Minha cabeça gira como quem recém saiu de um balanço grosseiro, de uma freada violenta em meio ao trânsito caótico da capital. Ninguém presta atenção no tanto que vê. Liquidamos as esperas em pedaços imensos de esperança que só fazem o tempo esgotar. Triste sina de aguardar o amor atrasado, o ensaio sem roteiro. Por mais que seja difícil, em algum momento será preciso sair da existência fadada de ser quem se é para compreender as perdições de querer continuar sendo o que não se escolheu ser. Mudamos as lentes para configurar as novas brechas e emancipar novas tentativas. Desistir de um amor é paliativo, mas eficiente em determinadas ocasiões. Novos sofrimentos, pois.

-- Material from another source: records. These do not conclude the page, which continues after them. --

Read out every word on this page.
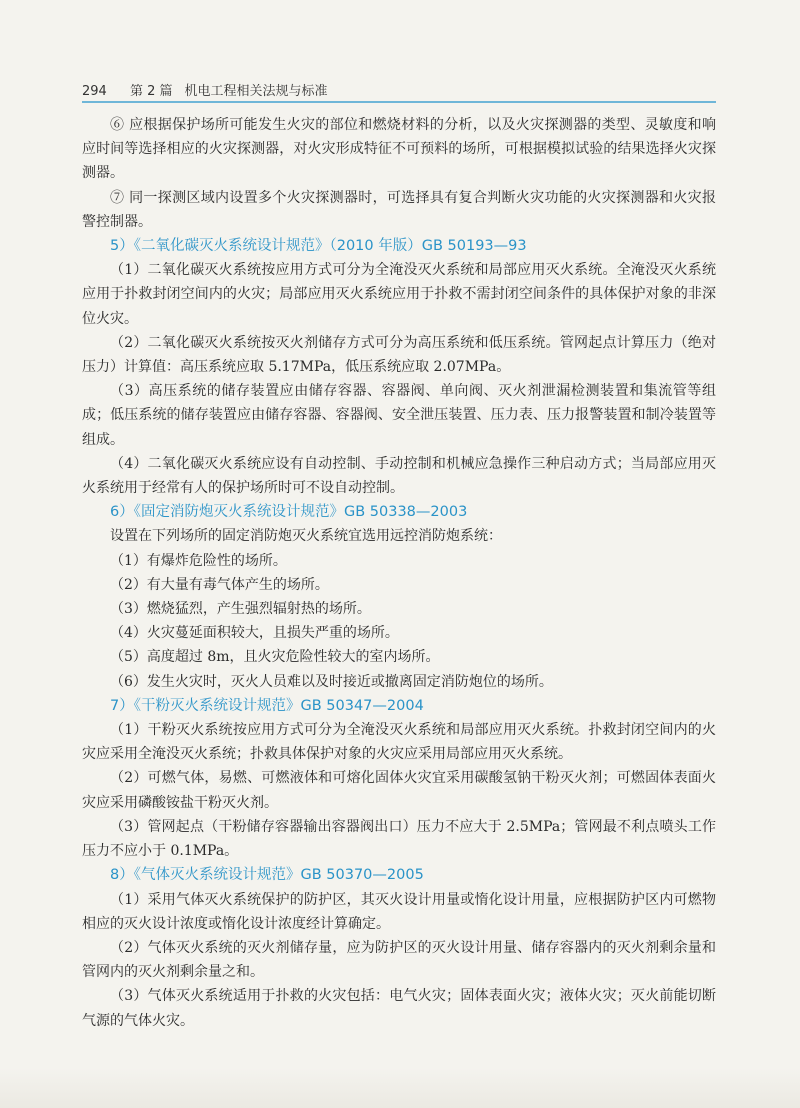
294 第 2 篇 机电工程相关法规与标准

⑥ 应根据保护场所可能发生火灾的部位和燃烧材料的分析，以及火灾探测器的类型、灵敏度和响应时间等选择相应的火灾探测器，对火灾形成特征不可预料的场所，可根据模拟试验的结果选择火灾探测器。

⑦ 同一探测区域内设置多个火灾探测器时，可选择具有复合判断火灾功能的火灾探测器和火灾报警控制器。

5）《二氧化碳灭火系统设计规范》（2010 年版）GB 50193—93

（1）二氧化碳灭火系统按应用方式可分为全淹没灭火系统和局部应用灭火系统。全淹没灭火系统应用于扑救封闭空间内的火灾；局部应用灭火系统应用于扑救不需封闭空间条件的具体保护对象的非深位火灾。

（2）二氧化碳灭火系统按灭火剂储存方式可分为高压系统和低压系统。管网起点计算压力（绝对压力）计算值：高压系统应取 5.17MPa，低压系统应取 2.07MPa。

（3）高压系统的储存装置应由储存容器、容器阀、单向阀、灭火剂泄漏检测装置和集流管等组成；低压系统的储存装置应由储存容器、容器阀、安全泄压装置、压力表、压力报警装置和制冷装置等组成。

（4）二氧化碳灭火系统应设有自动控制、手动控制和机械应急操作三种启动方式；当局部应用灭火系统用于经常有人的保护场所时可不设自动控制。

6）《固定消防炮灭火系统设计规范》GB 50338—2003

设置在下列场所的固定消防炮灭火系统宜选用远控消防炮系统：

（1）有爆炸危险性的场所。

（2）有大量有毒气体产生的场所。

（3）燃烧猛烈，产生强烈辐射热的场所。

（4）火灾蔓延面积较大，且损失严重的场所。

（5）高度超过 8m，且火灾危险性较大的室内场所。

（6）发生火灾时，灭火人员难以及时接近或撤离固定消防炮位的场所。

7）《干粉灭火系统设计规范》GB 50347—2004

（1）干粉灭火系统按应用方式可分为全淹没灭火系统和局部应用灭火系统。扑救封闭空间内的火灾应采用全淹没灭火系统；扑救具体保护对象的火灾应采用局部应用灭火系统。

（2）可燃气体，易燃、可燃液体和可熔化固体火灾宜采用碳酸氢钠干粉灭火剂；可燃固体表面火灾应采用磷酸铵盐干粉灭火剂。

（3）管网起点（干粉储存容器输出容器阀出口）压力不应大于 2.5MPa；管网最不利点喷头工作压力不应小于 0.1MPa。

8）《气体灭火系统设计规范》GB 50370—2005

（1）采用气体灭火系统保护的防护区，其灭火设计用量或惰化设计用量，应根据防护区内可燃物相应的灭火设计浓度或惰化设计浓度经计算确定。

（2）气体灭火系统的灭火剂储存量，应为防护区的灭火设计用量、储存容器内的灭火剂剩余量和管网内的灭火剂剩余量之和。

（3）气体灭火系统适用于扑救的火灾包括：电气火灾；固体表面火灾；液体火灾；灭火前能切断气源的气体火灾。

A alegoria que a saudade encerra me parece ser a transcendência de um plano que nunca será real. Querer alguém perto e não poder viver sua presença atravessa o peito como um estilhaço amarrotado que fuzila. A dor da falta é amenizada com a lembrança – que tantas vezes parece soprar o perfume da ausência. A ilusão carinhosa de um carinho conhecido e de uma voz que traz paz. Ainda que bagunce toda a normalidade que antes existia, não perde o sentido de ser simplesmente pelo fato de reconfigurar o ser nesse novo sentido. Joguete de vocábulos incrédulos pela capacidade que certas pessoas têm de contornar nossos abismos e fazer morada nos interstícios mais encabulados da nossa existência.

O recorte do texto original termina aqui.